PNGRB chairman interviews this week, Gurmeet Singh favourite

Interviews to select a new head of oil regulator PNGRB are slated to be held this week, with former IOC director-marketing Gurmeet Singh being considered the favourite. A Search Committee headed by V K Saraswat, Member (S&T), Niti Aayog, will interview shortlisted candidates on June 2 to select the new Chairman of Petroleum and Natural Gas Regulatory Board (PNGRB), two sources aware of the matter said. The panel — which also comprises secretaries to the ministries of oil, and commerce, secretary legal affairs and economic affairs secretary — will interview at least seven shortlisted candidates. Singh, who superannuated from Indian Oil Corporation (IOC) last month, is considered a favourite after his candidature was ‘endorsed’ by the Oil Secretary – who is also a member of the Search Committee, they said. While previously only those who have retired as chairman of public sector firms or senior bureaucrats were considered for the PNGRB top job, directors of PSUs were included in the selection universe by the Search Committee at its meeting on January 15. Such candidates, however, should have been affirmed by any member of the panel.

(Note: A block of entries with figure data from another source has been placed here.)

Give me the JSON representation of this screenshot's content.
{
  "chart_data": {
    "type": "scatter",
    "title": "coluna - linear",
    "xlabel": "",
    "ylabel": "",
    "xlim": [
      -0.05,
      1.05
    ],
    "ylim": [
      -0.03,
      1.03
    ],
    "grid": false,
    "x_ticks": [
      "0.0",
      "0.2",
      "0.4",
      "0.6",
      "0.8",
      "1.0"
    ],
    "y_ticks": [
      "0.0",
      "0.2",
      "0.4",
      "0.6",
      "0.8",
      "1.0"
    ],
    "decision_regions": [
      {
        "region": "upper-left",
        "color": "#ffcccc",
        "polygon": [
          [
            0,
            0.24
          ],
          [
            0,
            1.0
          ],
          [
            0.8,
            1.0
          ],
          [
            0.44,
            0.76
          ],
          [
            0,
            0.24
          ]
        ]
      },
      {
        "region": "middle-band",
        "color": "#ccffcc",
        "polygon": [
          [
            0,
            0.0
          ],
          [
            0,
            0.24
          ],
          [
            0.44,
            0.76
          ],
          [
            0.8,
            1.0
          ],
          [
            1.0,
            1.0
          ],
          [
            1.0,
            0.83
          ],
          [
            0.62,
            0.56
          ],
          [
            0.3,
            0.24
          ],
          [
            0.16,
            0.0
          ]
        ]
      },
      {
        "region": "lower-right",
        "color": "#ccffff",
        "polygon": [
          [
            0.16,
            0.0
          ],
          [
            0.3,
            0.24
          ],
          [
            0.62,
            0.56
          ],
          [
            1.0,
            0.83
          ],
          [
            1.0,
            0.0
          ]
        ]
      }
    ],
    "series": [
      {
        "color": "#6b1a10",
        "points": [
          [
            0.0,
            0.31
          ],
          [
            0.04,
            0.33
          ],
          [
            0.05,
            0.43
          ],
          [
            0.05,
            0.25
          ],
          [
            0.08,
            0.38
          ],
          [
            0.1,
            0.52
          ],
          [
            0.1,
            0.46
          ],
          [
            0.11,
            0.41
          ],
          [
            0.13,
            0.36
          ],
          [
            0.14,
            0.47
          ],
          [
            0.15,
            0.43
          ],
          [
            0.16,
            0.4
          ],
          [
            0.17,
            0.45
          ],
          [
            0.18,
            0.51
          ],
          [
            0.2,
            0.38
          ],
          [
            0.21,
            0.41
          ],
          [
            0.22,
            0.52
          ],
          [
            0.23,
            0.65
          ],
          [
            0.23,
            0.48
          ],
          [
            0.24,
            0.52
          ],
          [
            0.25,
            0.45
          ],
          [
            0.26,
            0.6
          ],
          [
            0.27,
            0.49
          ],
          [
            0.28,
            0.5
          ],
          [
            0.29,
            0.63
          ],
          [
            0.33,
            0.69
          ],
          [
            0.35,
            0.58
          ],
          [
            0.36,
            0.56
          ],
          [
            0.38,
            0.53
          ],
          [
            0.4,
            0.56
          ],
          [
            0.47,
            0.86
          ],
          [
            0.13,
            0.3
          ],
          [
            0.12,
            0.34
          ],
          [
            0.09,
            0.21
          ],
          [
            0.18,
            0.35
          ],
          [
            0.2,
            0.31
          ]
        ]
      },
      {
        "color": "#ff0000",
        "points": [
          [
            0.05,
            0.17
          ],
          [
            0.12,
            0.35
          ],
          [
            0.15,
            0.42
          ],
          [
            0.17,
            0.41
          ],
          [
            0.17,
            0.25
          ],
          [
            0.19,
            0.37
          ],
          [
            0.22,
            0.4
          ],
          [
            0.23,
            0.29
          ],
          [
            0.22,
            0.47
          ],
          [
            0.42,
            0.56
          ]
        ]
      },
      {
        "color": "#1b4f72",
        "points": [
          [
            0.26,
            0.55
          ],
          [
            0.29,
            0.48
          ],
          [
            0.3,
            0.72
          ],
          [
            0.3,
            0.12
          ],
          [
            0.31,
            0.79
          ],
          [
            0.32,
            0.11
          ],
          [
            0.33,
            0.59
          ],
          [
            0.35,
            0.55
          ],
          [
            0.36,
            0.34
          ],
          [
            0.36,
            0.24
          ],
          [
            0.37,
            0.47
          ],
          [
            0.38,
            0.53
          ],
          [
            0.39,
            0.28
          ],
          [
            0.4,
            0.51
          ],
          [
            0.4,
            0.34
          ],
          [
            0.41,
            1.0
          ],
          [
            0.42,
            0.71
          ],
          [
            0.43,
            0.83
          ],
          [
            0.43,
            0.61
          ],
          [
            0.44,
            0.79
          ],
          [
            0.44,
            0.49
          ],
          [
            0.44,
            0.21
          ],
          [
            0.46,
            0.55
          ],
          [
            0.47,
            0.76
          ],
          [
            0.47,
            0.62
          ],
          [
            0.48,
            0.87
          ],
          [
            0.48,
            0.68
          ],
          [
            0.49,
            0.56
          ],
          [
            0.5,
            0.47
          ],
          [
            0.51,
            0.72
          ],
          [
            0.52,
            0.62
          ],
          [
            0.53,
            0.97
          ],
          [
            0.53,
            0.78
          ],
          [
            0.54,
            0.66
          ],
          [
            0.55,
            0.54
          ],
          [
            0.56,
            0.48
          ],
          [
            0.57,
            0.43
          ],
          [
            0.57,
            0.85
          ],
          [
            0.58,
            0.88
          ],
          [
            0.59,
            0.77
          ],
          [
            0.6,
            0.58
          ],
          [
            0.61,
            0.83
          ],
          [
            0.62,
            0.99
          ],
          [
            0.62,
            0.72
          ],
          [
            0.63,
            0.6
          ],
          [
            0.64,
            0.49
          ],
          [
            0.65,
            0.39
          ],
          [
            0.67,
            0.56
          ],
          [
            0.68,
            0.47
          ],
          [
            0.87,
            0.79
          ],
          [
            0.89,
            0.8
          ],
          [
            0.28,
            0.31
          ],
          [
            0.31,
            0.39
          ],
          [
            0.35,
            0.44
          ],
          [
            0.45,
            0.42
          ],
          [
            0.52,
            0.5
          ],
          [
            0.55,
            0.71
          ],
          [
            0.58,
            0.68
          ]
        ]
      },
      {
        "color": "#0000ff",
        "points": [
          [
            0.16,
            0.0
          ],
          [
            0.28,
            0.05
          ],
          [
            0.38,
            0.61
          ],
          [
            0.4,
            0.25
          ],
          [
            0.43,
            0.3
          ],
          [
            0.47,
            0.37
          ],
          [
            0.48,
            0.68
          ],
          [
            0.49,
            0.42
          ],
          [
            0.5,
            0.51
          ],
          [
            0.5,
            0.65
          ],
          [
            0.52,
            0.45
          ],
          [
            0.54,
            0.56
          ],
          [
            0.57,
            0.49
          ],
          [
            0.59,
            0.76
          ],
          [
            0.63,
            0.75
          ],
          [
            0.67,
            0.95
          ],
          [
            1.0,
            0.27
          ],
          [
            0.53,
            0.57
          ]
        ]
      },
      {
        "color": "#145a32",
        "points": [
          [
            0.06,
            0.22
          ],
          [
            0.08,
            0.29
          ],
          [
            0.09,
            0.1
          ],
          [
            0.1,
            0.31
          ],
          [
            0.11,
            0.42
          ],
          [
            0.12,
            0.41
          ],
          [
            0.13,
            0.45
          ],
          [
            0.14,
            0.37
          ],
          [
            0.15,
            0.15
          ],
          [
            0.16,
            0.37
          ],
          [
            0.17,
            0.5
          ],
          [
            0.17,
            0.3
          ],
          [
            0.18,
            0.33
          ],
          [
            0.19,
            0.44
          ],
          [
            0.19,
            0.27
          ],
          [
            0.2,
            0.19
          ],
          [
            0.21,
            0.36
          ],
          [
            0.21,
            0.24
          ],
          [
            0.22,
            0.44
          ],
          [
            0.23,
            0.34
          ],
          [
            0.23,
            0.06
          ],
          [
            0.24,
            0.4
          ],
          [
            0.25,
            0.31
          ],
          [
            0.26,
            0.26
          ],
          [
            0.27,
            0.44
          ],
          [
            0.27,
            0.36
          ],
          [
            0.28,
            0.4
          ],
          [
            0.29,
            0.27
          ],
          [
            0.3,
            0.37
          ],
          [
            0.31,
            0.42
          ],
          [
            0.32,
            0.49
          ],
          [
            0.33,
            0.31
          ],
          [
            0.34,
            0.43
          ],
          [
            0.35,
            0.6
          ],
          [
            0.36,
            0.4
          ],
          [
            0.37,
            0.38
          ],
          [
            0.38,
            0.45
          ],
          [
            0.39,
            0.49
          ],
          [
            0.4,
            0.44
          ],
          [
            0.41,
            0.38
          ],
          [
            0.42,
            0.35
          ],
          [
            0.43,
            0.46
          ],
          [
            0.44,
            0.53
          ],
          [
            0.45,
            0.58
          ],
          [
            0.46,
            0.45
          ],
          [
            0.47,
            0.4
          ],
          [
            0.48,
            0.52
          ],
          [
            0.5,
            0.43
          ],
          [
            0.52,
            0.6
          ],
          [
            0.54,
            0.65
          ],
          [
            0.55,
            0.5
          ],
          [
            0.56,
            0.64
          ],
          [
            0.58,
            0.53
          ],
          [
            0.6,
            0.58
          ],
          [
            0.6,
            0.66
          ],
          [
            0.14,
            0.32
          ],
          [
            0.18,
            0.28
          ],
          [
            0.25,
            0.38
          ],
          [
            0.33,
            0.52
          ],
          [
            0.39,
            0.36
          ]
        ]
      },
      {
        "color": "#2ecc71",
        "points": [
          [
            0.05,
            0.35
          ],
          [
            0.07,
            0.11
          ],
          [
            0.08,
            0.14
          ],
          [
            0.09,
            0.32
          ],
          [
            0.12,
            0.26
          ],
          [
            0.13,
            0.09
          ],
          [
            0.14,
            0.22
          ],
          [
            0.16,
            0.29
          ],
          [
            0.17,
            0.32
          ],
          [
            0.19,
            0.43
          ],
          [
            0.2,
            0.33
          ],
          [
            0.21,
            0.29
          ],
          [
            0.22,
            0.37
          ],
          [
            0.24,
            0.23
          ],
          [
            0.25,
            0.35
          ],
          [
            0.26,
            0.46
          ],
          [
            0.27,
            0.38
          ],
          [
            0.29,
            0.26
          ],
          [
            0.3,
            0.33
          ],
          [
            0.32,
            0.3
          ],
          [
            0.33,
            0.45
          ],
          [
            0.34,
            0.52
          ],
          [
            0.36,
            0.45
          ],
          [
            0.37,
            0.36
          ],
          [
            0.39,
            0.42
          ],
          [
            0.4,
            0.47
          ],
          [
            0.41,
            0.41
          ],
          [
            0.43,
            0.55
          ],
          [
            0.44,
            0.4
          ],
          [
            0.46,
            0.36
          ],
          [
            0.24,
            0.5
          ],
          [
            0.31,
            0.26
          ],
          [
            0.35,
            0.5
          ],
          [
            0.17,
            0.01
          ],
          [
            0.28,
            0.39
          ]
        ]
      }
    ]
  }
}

Singh’s candidature was endorsed by the Oil Secretary, according to the minutes of the meeting. While the spokesperson of the oil ministry did not respond to emails sent for comments, an official said the Committee wanted more candidates to be included for consideration and so more names were sought. Since the panel is a search-cum-selection committee, it or its members could pick candidates with a good background for consideration. And going by this criteria, Singh was ‘endorsed’ by the oil secretary. Members of the committee have been asked to suggest more candidates with good standing, who can be interviewed. Other candidates shortlisted for the interview on June 2 include retired bureaucrats Avinash Kumar Srivastava and Ravi Kapoor, Subba Rao, Senior Economic Advisor in MEITY, former ONGC chairman Shashi Shanker and former ONGC director Sanjay Kumar Moitra. The post of Chairman, PNGRB, has been lying vacant since December 4, 2020, when Dinesh K Sarraf completed his three-year term. The Board, which comprises four members besides the chairman, is almost defunct with just one serving member. The Search Committee has selected former GAIL directors Gajendra Singh and A K Tiwari to fill posts of two members. Interviews to select member (legal) will also be held shortly, the sources said.